To share information on the organization of perinatal care in Portugal.


Data were derived from the Programme of the National Committee for Mother and Child Health 1989, National Institute for Statistics, and Eurostat.


In 1989, perinatal care in Portugal was reformed: the closure was proposed of maternity units with less than 1500 deliveries per year; hospitals were classified as level I (no deliveries), II (low-risk deliveries, intermediate care units) or III (high-risk deliveries, intensive care units), and functional coordinating units responsible for liaison between local health centres and hospitals were established.
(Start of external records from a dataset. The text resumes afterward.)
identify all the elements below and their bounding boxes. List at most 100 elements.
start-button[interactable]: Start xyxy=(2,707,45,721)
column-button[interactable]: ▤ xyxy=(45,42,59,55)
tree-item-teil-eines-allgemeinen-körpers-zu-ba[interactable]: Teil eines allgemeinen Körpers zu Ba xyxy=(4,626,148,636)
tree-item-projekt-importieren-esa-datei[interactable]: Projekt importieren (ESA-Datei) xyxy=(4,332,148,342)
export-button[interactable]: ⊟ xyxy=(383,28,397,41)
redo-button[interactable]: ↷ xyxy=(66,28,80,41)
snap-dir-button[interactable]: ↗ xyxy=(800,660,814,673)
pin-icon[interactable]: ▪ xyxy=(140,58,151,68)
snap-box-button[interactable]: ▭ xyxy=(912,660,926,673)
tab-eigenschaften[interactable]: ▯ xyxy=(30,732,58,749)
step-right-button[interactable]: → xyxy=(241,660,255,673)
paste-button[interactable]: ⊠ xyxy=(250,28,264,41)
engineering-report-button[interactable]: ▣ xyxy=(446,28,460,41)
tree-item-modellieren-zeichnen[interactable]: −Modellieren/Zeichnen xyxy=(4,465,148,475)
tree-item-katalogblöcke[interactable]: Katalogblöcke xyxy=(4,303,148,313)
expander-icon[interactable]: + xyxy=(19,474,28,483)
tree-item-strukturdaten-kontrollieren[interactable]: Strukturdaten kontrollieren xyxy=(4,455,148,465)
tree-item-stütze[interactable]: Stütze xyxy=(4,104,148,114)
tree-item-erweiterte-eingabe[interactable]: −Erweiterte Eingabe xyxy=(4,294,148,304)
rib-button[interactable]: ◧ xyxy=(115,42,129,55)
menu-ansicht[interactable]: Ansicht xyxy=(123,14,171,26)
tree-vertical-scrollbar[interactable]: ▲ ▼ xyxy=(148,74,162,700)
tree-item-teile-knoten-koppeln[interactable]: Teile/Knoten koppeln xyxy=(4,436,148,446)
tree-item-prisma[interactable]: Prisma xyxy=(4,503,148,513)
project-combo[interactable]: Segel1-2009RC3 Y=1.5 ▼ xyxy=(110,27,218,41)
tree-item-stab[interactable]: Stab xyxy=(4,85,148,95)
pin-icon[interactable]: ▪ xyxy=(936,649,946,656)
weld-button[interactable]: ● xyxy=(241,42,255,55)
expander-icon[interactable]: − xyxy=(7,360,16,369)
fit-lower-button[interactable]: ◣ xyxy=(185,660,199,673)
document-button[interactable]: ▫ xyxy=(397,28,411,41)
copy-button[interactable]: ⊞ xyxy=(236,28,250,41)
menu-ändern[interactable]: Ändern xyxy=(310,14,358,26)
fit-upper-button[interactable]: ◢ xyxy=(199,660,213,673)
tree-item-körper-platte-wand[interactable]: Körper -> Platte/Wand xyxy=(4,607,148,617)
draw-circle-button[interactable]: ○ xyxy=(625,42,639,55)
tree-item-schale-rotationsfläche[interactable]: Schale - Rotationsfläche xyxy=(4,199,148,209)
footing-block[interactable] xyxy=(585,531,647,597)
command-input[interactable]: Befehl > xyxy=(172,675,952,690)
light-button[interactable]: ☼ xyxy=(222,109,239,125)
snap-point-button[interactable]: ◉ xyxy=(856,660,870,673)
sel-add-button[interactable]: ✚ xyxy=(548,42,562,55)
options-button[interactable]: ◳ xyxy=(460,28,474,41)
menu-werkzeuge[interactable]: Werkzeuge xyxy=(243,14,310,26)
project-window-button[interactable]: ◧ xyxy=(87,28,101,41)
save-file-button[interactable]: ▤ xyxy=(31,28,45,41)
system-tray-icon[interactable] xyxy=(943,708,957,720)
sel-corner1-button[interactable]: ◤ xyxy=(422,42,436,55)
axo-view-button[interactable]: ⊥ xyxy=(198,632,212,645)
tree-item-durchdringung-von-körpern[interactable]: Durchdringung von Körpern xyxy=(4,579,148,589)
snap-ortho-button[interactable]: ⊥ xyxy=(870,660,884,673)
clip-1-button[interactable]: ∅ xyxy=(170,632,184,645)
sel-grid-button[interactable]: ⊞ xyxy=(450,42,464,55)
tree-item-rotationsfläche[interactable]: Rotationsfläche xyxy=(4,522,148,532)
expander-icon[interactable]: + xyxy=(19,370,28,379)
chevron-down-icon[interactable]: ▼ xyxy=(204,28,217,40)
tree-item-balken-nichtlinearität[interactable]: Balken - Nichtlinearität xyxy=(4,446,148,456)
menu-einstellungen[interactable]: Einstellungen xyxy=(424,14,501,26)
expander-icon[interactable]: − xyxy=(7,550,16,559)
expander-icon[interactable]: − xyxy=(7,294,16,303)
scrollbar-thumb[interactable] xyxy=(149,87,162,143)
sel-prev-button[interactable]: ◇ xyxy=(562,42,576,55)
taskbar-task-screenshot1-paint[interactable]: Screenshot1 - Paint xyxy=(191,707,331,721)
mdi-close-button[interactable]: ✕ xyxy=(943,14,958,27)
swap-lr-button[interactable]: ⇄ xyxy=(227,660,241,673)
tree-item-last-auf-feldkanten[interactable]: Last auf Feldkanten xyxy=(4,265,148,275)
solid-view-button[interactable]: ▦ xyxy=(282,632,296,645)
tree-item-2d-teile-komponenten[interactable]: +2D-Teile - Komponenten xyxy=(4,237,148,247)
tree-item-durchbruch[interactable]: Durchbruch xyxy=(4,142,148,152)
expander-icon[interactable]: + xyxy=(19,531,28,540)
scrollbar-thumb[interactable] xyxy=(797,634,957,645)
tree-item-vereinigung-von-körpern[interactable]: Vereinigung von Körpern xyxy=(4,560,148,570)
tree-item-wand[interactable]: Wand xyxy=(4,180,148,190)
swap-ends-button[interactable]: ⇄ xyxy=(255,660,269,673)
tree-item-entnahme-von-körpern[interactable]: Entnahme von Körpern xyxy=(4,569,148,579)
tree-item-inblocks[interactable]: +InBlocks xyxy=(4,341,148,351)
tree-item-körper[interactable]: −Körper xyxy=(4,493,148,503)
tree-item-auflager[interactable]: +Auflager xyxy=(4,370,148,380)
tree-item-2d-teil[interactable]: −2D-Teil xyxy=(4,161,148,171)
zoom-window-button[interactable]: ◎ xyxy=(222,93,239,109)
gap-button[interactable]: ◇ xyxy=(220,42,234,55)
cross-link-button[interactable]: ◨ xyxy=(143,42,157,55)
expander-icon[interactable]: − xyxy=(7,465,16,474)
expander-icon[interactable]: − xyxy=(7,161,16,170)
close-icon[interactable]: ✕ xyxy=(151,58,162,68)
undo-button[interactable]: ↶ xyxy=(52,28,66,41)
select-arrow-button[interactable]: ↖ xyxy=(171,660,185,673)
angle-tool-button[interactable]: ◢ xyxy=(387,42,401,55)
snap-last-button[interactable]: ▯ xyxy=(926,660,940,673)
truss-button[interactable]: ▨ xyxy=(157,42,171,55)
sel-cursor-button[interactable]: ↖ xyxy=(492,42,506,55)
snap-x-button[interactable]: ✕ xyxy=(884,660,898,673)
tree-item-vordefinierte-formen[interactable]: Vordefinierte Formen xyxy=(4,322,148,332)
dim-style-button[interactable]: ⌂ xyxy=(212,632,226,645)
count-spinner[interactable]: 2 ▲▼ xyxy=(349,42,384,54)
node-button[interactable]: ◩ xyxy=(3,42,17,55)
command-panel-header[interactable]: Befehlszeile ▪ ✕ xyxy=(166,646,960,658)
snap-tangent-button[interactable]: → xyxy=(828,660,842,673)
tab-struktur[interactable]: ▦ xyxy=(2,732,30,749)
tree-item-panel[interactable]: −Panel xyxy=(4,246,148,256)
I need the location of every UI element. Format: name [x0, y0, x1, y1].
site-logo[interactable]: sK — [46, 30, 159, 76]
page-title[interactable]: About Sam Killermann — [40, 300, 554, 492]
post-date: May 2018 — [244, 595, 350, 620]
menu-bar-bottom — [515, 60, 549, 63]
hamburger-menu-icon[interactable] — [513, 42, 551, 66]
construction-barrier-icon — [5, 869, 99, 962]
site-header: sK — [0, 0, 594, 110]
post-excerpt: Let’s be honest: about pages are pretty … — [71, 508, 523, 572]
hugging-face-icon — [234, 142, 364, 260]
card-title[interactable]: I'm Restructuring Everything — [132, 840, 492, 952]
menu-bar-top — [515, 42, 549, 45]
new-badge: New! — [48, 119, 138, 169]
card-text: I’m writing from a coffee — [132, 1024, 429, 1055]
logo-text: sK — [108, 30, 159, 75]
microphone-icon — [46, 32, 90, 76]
A nationwide system of neonatal transport began in 1987, and in 1990 postgraduate courses on neonatology were initiated. With this reform, in-hospital deliveries increased from 74% before the reform to 99% after. Maternal death rate decreased from 9.2/100,000 deliveries in 1989 to 5.3 in 2003 and, in the same period, the perinatal mortality rate decreased from 16.4 to 6.6/1000 (live births + stillborn with > or = 22 wk gestational age), the neonatal mortality rate decreased from 8.1 to 2.7/1000 live births, and the infant mortality rate from 12.2/1000 live births to 4/1000.


Regionalization of perinatal care and neonatal transport are key factors for a successful perinatal health system.